ALICE SPARBERG ALEXIOU: Yiddish theater started on the
Bowery: in the 1880s, Jews from Lemberg and Odessa and Romania brought their
acting chops with them to New York and rented space in Bowery theaters for
cheap. And boy-oh-boy did they draw crowds: Imagine all those homesick,
sweat-shop slaving speakers of Yiddish, crowding into shabby Bowery theaters on
a Saturday night. For a quarter, they laughed, sobbed, and kvelled over their lantsmen
performing in schlocky melodramas and Yiddish versions of Shakespeare—in
America, the Golden Land! It felt like a miracle. I’m certain that my Russian grandparents,
Yussel and Rivkeh, were among the audience.
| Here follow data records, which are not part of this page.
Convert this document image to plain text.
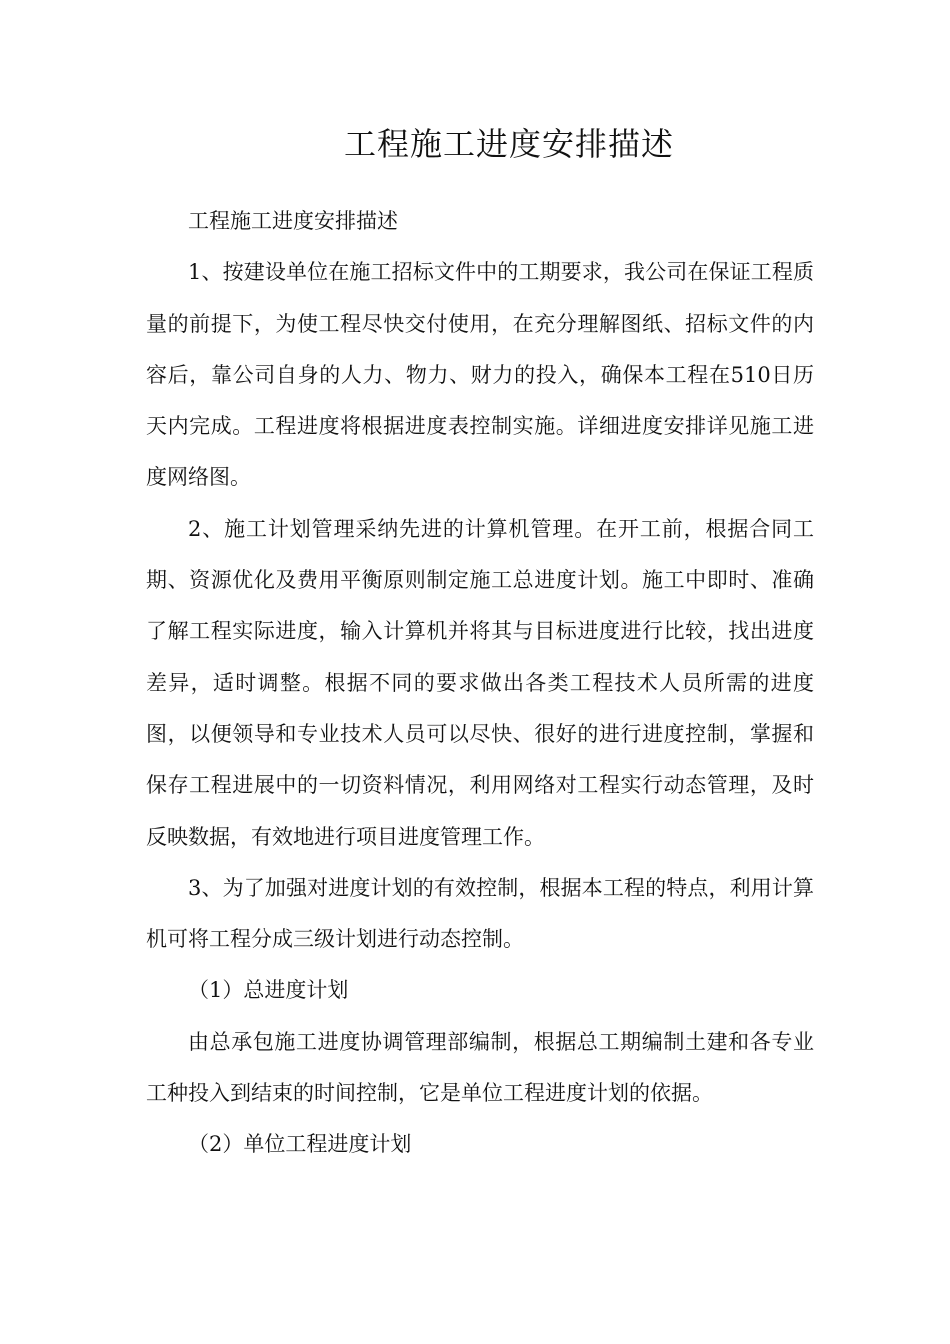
工程施工进度安排描述

工程施工进度安排描述

1、按建设单位在施工招标文件中的工期要求，我公司在保证工程质量的前提下，为使工程尽快交付使用，在充分理解图纸、招标文件的内容后，靠公司自身的人力、物力、财力的投入，确保本工程在510日历天内完成。工程进度将根据进度表控制实施。详细进度安排详见施工进度网络图。

2、施工计划管理采纳先进的计算机管理。在开工前，根据合同工期、资源优化及费用平衡原则制定施工总进度计划。施工中即时、准确了解工程实际进度，输入计算机并将其与目标进度进行比较，找出进度差异，适时调整。根据不同的要求做出各类工程技术人员所需的进度图，以便领导和专业技术人员可以尽快、很好的进行进度控制，掌握和保存工程进展中的一切资料情况，利用网络对工程实行动态管理，及时反映数据，有效地进行项目进度管理工作。

3、为了加强对进度计划的有效控制，根据本工程的特点，利用计算机可将工程分成三级计划进行动态控制。

（1）总进度计划

由总承包施工进度协调管理部编制，根据总工期编制土建和各专业工种投入到结束的时间控制，它是单位工程进度计划的依据。

（2）单位工程进度计划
STAY THIRSTY: Drunks and bums.
ALICE SPARBERG ALEXIOU: The Bowery once belonged only to
bums and drunks. They’d stake a place on the sidewalk or in a dive bar, to
drink and forget. In 1961, two NYU students made a 35-mm, 12-minute film they
called “How Do You Like the Bowery?” They asked this question to every Bowery
bum they met. When they asked one of the guys how he ended up there, he said
one day, while he was backing his car out of his garage, he accidentally ran
over his wife and killed her. His story broke my heart, but I wondered if it
were true.
ALICE SPARBERG ALEXIOU: Punk Rock started on the Bowery at a
shithole bar underneath a flophouse that entrepreneur Hilly
Kristal opened in the early ‘70s. He called the place CBGB’s, and all the
greats like Patti Smith, Debbie Harry, and the Ramones performed there before
they cut record deals and became famous. Punk was such an original sound,
absolutely the product of 1970s New York, when dirt, graffiti and crime was everywhere;
people were afraid to ride the subways. But it is in precisely those
circumstances that art flourishes. Punk was the Bowery’s gift to New York
during these dark and vibrant years.